Pernyataan Dendy itu nampak sebagai bentuk pengkultusan terhadap tokoh politik yang tidak masuk akal.
"Politisi PSI yang menyamakan Joko Widodo dengan nabi adalah orang yang suka mengkultuskan seseorang. Orang yang suka mengkultuskan seseorang tentu tipikal orang irasional. Karena itu, penilaian orang seperti ini tak perlu dihiraukan," kata pengamat komunikasi politik Universitas Esa Unggul, M. Jamiluddin Ritonga, kepada Suara.com, Kamis (12/6/2025).
Ia bahkan menyarankan agar yang bersangkutan diperiksa kondisi jasmani dan rohaninya.
"Sebab, orang yang normal tidak akan menyamakan Jokowi dengan nabi," kata dia.
Jamiluddin mengatakan kalau Jokowi hingga saat ini masih menjadi figur yang kontroversial, bahkan dalam banyak hal kerap disebut sebagai sosok antagonis.

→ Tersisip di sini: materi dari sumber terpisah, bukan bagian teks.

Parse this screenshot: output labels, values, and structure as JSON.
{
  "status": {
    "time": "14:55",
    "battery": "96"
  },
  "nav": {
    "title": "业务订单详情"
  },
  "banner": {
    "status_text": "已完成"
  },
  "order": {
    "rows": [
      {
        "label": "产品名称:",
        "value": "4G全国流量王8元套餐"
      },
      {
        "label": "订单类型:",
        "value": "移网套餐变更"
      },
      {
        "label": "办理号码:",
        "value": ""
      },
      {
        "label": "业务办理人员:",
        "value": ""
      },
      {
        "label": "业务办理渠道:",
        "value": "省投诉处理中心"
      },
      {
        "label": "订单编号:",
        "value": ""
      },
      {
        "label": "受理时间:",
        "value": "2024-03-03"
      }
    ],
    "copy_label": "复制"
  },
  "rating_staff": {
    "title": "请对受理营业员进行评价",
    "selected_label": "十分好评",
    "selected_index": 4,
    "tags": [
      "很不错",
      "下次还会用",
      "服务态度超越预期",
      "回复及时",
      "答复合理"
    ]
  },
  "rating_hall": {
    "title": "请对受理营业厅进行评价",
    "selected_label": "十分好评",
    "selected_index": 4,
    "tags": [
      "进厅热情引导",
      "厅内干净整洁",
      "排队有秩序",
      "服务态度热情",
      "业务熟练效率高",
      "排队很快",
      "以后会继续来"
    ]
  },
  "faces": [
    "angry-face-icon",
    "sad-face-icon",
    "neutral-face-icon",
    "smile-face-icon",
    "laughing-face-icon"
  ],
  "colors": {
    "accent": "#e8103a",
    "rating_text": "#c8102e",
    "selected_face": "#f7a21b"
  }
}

Kutipan seperti yang dilontarkan Dedy, menurutnya, hanya dilakukan untuk curi perhatian.
"Penilaian irasional semacam itu akan terus bermunculan bila di negeri ini banyak yang asal bapak senang (ABS). Sosok seperti ini umumnya penjilat dan pernyataannya selayaknya dianggap angin lalu," pungkasnya.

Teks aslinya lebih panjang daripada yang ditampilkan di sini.